La composizione della dieta umana può influenzare il rischio di cancro e le sue componenti possono esercitare influenze positive o negative. La chemioprevenzione è il controllo farmacologico a lungo termine del rischio di cancro. A questo proposito, diverse piante, insieme ai loro composti, sono state studiate per il loro potenziale antitumorale. Circa il 70% dei farmaci utilizzati nella cura del cancro derivano da prodotti naturali.

Come descritto in precedenza, è noto che il rosmarino esercita un’attività antiossidante inibendo così la genotossicità e proteggendo da agenti cancerogeni o tossici. Tuttavia, gli effetti collaterali pronunciati dei metodi terapeutici ne impediscono ampiamente l’efficacia, aumentando la domanda di nuovi approcci nel trattamento e nella prevenzione del cancro.

I polifenoli sono composti in grado di modulare la crescita e la differenziazione cellulare e quindi interferire con lo sviluppo e la progressione del tumore. Poiché il rosmarino è ricco di composti fenolici, molti studi sono stati mirati all’attività antitumorale (circa il 20%). 

L’acido carnosico e il carnosolo sono diterpeni che rappresentano circa il 5% del peso delle foglie essiccate di R. officinalis e questi composti hanno una maggiore rilevanza antitumorale. C’è stato un grande aumento nel numero di studi riguardanti l’attività antitumorale di acido carnosico, carnosolo, acido rosmarinico, ursolico.

Negli ultimi anni, molto impegno è stato dedicato allo sviluppo delle PBM, proponendole come farmaci naturali in molte condizioni patologiche tra cui attività antinfiammatorie, analgesiche, antiossidanti, antitumorali, antinfettive, del SNC e del sistema endocrino.

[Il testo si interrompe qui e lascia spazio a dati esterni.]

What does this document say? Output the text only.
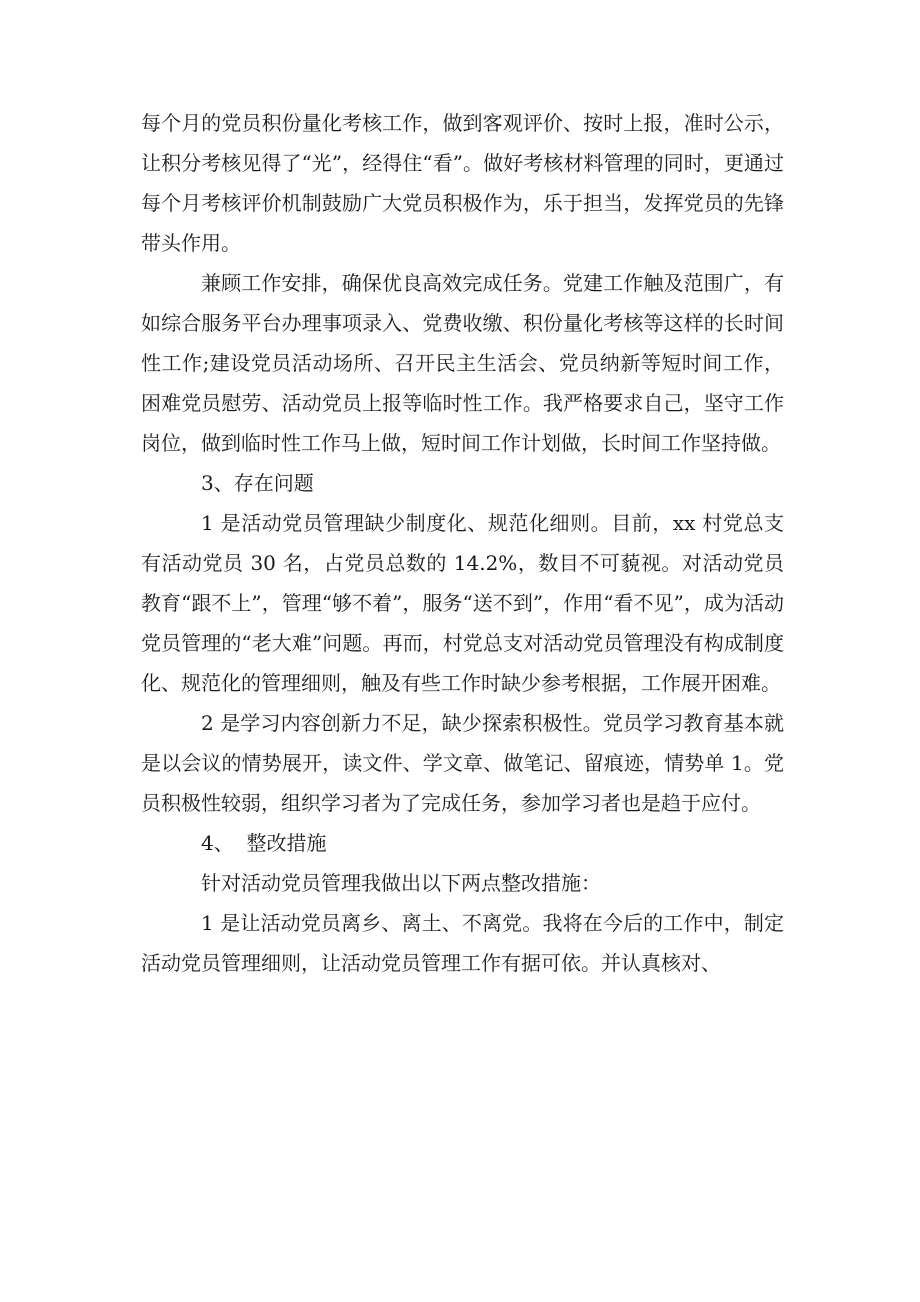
每个月的党员积份量化考核工作，做到客观评价、按时上报，准时公示，让积分考核见得了“光”，经得住“看”。做好考核材料管理的同时，更通过每个月考核评价机制鼓励广大党员积极作为，乐于担当，发挥党员的先锋带头作用。

兼顾工作安排，确保优良高效完成任务。党建工作触及范围广，有如综合服务平台办理事项录入、党费收缴、积份量化考核等这样的长时间性工作;建设党员活动场所、召开民主生活会、党员纳新等短时间工作，困难党员慰劳、活动党员上报等临时性工作。我严格要求自己，坚守工作岗位，做到临时性工作马上做，短时间工作计划做，长时间工作坚持做。

3、存在问题

1 是活动党员管理缺少制度化、规范化细则。目前，xx 村党总支有活动党员 30 名，占党员总数的 14.2%，数目不可藐视。对活动党员教育“跟不上”，管理“够不着”，服务“送不到”，作用“看不见”，成为活动党员管理的“老大难”问题。再而，村党总支对活动党员管理没有构成制度化、规范化的管理细则，触及有些工作时缺少参考根据，工作展开困难。

2 是学习内容创新力不足，缺少探索积极性。党员学习教育基本就是以会议的情势展开，读文件、学文章、做笔记、留痕迹，情势单 1。党员积极性较弱，组织学习者为了完成任务，参加学习者也是趋于应付。

4、  整改措施

针对活动党员管理我做出以下两点整改措施：

1 是让活动党员离乡、离土、不离党。我将在今后的工作中，制定活动党员管理细则，让活动党员管理工作有据可依。并认真核对、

La fitoterapia contribuisce in modo determinante alla scoperta di PBM nuovi, più sicuri ed efficaci, nonché di nuovi farmaci, sapendo che ciò che la chimica farmaceutica ha cercato disperatamente, la natura ne dispone invece in grandi quantità.

Sulla base dello sviluppo di metodi analitici ad alta precisione e dei progressi della biologia molecolare e della genetica, è ora possibile isolare composti vegetali che esistono in quantità estremamente piccole. Con questi miglioramenti, è ora possibile studiarne la struttura chimica e il potenziale terapeutico, e quindi, modificare la molecola per produrre nuovi agenti terapeutici più selettivi.

Dalla letteratura esaminata si può concludere che i costituenti più importanti di R. officinalis L., farmacologicamente attivi e bersaglio principale di studi scientifici, sono l’acido carnosico, il carnosolo, l’acido rosmarinico e l’olio essenziale. Pertanto, questi farmaci naturali possono essere proposti per studi preclinici e clinici in diverse malattie e condizioni patologiche.

R. officinalis ha un futuro promettente in campo medico, in particolare nel trattamento e nella prevenzione di vari tumori, malattie infettive e malattie sempre più emergenti come la depressione, l’Alzheimer e il Parkinson. Sono infatti 80 gli studi clinici su R. officinalis, di cui 32 sono ancora aperti.

Questi studi sui rimedi erboristici dovrebbero essere presi in maggiore considerazione poiché la sicurezza e l’efficacia di molti medicinali a base di erbe sono ancora problematiche, con metodi inadeguati o incoerenti. In considerazione di ciò, in futuro saranno necessari studi più affidabili per valutare la sicurezza e l’efficacia dei fitocomposti attivi di R. officinalis, nel trattamento di diverse condizioni patologiche.